A wide parameter space was generated based on the confidence intervals from the regional multivariable logistic regression models estimating the association between hypertension and CKD. The development of the parameter vectors is illustrated in Figure 3.

Within each region, the log-likelihood was calculated for every unique combination of values from the parameter vectors, resulting in 4,438,496 evaluations per region given the threshold of 0.01, and 61,151,895 evaluations per region given the threshold of 0.005. This process produced a matrix of log-likelihood values for each regional model, effectively mapping the likelihood landscape and enabling a detailed examination of how the likelihood varies across different parameter combinations. Each matrix includes the "true" maximum log-likelihood, corresponding to the set of parameter values that best fit the regional data. The regional log-likelihood matrices were then summed to create a combined log-likelihood matrix, which was subsequently maximised to identify the parameter values that best fit the data across regions. The results of this process are presented in Table 3.

At the regional level, the estimates obtained using the federated likelihood approach closely approximated the estimates from the regional logistic regression models. Across all regions, the differences in maximum log-likelihood values between the regional and federated likelihood models (both the 0.01 and 0.005 vector increments) were negligible – typically less than one unit – indicating strong agreement in model fit. Similarly, coefficient estimates from the federated likelihood models remained consistent with those from the regional models, suggesting that the federated estimation procedure preserved site-specific inference.

For the primary exposure of interest (hypertension), the combined federated likelihood model using the 0.01 vector increment produced an estimated log-odds ratio of 0.2476, closely approximating the global estimate of 0.2542. Using a smaller increment of 0.005 further improved alignment with the global model: the log-odds ratio increased to 0.2576, and the maximum log-likelihood (–15,564.56) approached that of the global model (–15,563.98), outperforming the 0.01 model (–15,567.06). These results suggest that tighter increments enhance estimation accuracy.

Additionally, adjustment for potential confounding was maintained across all modelling strategies. By ensuring that the same covariates (sex and age) were included across jurisdictional models, the federated likelihood method was able to control for key sources of confounding.

Overall, the likelihood method effectively estimated the true global model parameters without requiring individual-level data transfer. Although slight deviations were present, the magnitude of the discrepancies in effect size was small and did not impact the overall interpretation of the findings. These results highlight the utility of the federated likelihood approach for interjurisdictional health data analysis. Table 4 summarises all of the results previously discussed.
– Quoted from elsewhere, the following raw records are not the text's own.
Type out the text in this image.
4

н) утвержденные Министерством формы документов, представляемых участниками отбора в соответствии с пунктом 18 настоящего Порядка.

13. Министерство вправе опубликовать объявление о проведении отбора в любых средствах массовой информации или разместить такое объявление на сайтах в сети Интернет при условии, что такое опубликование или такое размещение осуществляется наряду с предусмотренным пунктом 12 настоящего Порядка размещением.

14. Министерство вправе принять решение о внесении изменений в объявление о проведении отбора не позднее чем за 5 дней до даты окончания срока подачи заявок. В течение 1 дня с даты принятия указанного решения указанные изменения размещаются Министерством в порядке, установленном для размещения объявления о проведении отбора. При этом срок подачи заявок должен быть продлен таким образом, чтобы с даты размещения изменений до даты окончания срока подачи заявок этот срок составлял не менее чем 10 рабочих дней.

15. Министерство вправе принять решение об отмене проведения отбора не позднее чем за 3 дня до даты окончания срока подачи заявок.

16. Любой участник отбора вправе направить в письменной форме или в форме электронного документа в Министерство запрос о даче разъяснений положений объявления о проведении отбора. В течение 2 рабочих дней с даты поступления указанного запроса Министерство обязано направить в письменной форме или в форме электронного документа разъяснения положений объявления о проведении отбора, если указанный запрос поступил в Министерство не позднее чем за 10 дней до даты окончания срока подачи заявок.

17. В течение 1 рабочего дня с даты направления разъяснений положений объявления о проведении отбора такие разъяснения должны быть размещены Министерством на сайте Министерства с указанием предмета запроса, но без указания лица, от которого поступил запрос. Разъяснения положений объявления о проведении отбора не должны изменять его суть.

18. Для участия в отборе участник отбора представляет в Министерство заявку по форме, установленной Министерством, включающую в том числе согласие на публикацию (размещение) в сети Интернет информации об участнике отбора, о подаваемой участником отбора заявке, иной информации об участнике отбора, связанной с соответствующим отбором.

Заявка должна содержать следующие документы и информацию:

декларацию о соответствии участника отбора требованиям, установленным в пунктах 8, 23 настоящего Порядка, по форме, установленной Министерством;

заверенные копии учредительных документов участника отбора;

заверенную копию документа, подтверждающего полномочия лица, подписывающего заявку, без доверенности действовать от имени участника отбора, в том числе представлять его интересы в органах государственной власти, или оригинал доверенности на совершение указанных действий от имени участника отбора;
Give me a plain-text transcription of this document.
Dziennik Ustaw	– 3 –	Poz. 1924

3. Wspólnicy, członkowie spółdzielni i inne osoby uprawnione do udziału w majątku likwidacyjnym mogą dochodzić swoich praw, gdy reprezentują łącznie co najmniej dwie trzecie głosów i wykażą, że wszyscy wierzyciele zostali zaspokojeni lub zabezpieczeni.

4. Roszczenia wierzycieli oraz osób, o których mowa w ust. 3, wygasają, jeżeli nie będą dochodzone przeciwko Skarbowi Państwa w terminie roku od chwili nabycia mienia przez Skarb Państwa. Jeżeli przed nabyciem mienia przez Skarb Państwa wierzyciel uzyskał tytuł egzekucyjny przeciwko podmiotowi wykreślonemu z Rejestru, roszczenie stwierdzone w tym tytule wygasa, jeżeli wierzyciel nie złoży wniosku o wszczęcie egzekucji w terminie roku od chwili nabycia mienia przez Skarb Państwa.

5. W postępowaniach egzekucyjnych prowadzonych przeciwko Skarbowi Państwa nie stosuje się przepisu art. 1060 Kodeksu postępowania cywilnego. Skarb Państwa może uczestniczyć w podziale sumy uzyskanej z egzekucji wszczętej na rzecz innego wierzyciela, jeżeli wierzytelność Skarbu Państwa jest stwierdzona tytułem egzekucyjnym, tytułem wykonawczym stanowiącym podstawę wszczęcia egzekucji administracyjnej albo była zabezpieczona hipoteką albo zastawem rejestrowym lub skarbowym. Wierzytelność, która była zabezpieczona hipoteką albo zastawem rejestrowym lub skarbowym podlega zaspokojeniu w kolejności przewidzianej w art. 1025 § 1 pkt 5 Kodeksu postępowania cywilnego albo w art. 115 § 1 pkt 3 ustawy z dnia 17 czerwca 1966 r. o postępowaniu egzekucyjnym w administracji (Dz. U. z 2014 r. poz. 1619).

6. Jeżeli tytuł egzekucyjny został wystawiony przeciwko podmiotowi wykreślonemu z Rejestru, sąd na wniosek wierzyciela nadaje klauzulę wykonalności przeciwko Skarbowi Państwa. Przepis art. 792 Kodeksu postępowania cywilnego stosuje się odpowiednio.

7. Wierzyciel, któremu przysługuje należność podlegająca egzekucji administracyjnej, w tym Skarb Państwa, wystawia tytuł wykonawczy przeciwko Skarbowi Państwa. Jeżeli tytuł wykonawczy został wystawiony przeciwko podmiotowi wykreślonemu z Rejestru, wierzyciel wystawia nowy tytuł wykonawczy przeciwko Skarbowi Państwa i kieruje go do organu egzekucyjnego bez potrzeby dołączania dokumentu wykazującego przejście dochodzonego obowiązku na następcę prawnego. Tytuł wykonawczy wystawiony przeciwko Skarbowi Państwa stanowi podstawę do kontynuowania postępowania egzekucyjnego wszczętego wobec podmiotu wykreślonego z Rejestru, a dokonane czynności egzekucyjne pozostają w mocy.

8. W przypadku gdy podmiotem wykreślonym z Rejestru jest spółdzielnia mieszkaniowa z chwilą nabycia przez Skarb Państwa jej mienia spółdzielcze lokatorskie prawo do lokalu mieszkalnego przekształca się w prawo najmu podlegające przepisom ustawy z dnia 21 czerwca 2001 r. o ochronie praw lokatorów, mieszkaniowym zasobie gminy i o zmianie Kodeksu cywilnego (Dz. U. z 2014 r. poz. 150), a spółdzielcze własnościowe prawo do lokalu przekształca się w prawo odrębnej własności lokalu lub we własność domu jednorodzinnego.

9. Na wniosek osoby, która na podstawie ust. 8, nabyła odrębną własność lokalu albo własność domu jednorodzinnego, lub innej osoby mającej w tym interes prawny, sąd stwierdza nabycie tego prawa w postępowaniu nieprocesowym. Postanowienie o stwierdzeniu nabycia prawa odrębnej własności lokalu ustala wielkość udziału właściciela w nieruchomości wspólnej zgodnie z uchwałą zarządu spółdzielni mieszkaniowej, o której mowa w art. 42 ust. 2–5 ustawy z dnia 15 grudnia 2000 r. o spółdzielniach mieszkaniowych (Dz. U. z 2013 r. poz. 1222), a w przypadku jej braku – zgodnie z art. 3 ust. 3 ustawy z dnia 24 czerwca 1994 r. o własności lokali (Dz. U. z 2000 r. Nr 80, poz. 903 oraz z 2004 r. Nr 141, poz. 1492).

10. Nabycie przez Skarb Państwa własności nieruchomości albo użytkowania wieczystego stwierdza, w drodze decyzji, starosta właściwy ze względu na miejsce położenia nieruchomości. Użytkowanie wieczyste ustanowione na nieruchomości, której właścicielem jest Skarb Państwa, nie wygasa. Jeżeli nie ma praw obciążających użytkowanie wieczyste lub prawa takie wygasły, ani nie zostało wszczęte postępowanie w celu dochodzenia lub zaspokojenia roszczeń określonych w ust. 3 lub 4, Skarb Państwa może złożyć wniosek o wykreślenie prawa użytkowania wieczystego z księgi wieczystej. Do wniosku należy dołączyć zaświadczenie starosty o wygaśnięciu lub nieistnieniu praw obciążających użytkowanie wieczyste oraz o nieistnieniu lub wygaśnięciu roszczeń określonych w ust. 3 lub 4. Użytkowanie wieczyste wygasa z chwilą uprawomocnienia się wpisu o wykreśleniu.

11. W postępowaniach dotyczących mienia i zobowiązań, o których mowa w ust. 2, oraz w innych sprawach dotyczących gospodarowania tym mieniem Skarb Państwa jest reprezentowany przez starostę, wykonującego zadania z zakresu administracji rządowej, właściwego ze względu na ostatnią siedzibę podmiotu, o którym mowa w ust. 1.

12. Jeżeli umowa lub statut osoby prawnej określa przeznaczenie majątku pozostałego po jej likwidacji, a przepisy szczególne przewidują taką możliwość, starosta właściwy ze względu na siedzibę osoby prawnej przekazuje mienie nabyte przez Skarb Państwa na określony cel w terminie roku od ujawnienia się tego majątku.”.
The common effect meta-analysis estimates, along with the federated likelihood estimates, were compared to the global model to evaluate their accuracy. Relative percent absolute bias (RPAB), defined as the absolute difference between each pooled estimate and the global estimate divided by the global estimate, was calculated to quantify the bias in each method. Figure 4 summarises the RPAB for the coefficients for hypertension across the two approaches compared to the global model. Among all methods, the federated likelihood model with the 0.005 increment achieved the lowest RPAB (1.34%), indicating the closest approximation to the global model. The model with the 0.01 increment also performed well but showed slightly higher bias (2.60%). Both federated likelihood approaches outperformed the common effects meta-analysis, which produced moderately accurate estimates (4.09% RPAB).

Overall, the federated likelihood method produced estimates that were highly consistent with those obtained from the common effects meta-analysis approach. Notably, the federated likelihood method provided the most accurate estimate for the primary effect of interest, demonstrating a smaller RPAB compared to the common effect meta-analysis. The federated likelihood method therefore offers a robust alternative that maintains both accuracy and interpretability in federated data analysis.